"A new industrial magazine is born." Fifty years ago, those words headlined the editor's opening statement in the first issue of PLASTICS TECHNOLOGY. Fifty years is a long time in the life of a magazine—more like a century is to a human lifetime. Relatively few go the distance, but a magazine has the advantage of renewing itself continually so that it can remain as vigorous and creative at the end of that span as at the beginning.
The covers displayed here hint at some changes in a half century, both for PLASTICS TECHNOLOGY and the readers it serves. Aesthetic standards have obviously improved for both plastics products and plastics magazines. The scope of "new fields to conquer"—as our first cover fearlessly declared—may have seemed as limitless as the universe in 1955. For today's plastics engineers, the frontiers to be crossed are often shaving a few ounces off the weight of a product or a few pennies off the cost.
In the first issue of PLASTICS TECHNOLOGY, the chief editor addressed the magazine to "the technical men" in plastics. Plastics ceased to be a man's world a long time ago, and PLASTICS TECHNOLOGY was ahead of most of its competitors in sending women out into the field as reporters or advertising salespersons.

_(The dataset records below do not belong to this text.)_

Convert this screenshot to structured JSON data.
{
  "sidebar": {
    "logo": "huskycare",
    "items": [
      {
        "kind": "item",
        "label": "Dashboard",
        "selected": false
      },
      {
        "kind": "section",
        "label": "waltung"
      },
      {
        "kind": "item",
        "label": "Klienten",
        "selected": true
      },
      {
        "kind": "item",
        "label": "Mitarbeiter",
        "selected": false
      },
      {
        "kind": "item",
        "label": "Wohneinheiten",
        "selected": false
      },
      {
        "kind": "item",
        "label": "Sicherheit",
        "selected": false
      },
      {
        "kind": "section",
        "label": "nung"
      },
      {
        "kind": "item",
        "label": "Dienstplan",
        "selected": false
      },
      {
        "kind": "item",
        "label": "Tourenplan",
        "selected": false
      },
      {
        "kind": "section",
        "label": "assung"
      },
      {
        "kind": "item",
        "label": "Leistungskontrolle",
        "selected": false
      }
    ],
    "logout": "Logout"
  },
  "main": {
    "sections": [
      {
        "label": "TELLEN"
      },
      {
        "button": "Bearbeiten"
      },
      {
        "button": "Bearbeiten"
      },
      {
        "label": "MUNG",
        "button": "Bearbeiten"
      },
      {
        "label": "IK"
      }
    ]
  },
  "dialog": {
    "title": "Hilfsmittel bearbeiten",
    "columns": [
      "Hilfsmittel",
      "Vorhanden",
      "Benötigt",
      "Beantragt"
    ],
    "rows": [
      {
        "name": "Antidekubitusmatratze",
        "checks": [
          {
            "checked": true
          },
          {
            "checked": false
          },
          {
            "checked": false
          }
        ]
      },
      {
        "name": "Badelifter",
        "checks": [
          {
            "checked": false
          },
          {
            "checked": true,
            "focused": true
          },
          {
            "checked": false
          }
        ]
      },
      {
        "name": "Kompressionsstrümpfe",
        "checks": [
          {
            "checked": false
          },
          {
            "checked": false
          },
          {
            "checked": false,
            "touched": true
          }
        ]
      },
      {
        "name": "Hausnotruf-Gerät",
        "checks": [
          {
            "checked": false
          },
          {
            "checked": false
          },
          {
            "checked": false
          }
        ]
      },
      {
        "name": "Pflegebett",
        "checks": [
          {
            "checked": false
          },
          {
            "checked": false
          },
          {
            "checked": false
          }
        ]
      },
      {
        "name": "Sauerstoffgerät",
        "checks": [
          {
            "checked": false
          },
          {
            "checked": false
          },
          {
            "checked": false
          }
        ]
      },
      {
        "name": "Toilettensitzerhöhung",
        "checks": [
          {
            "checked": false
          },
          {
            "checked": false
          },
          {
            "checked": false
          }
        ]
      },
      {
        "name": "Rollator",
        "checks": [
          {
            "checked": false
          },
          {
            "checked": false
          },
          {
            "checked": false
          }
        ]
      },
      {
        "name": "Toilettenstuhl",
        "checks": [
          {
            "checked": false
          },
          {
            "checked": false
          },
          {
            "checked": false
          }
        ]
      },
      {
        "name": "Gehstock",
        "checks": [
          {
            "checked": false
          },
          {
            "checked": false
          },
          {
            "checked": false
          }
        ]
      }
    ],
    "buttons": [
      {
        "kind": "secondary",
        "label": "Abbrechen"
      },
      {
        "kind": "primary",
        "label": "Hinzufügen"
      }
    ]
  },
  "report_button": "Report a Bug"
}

That first-issue editorial also addressed the new magazine to readers in "production, research, development, sales service, and management." In those days, perhaps, a plastics magazine could hope to be all things to all people. Back then, resin companies often developed the applications, the processes, and even the equipment. Machinery companies sometimes sold raw materials. And your average small processor had to be the jack of all trades in his company. The plastics field then was so small and close-knit that a magazine could be written equally for materials and equipment suppliers and processors. Things are somewhat different today.
That first editorial promised to carve out a distinctive niche for the new magazine. In the ensuing half-century, we did that by tuning our editorial focus like a laser to shine only on one reader—the processor. We picked him (or her) as the one who would play the central role in determining the success of this new industry.
That first PLASTICS TECHNOLOGY Editorial in 1955 ends with the declaration, "The plastics industry is now coming of age" and making the transition from "adolescence" to "maturity." One has to smile at that, but I wonder: Will today's assumption that the plastics industry and market are "mature" seem just as naïve 50 years hence?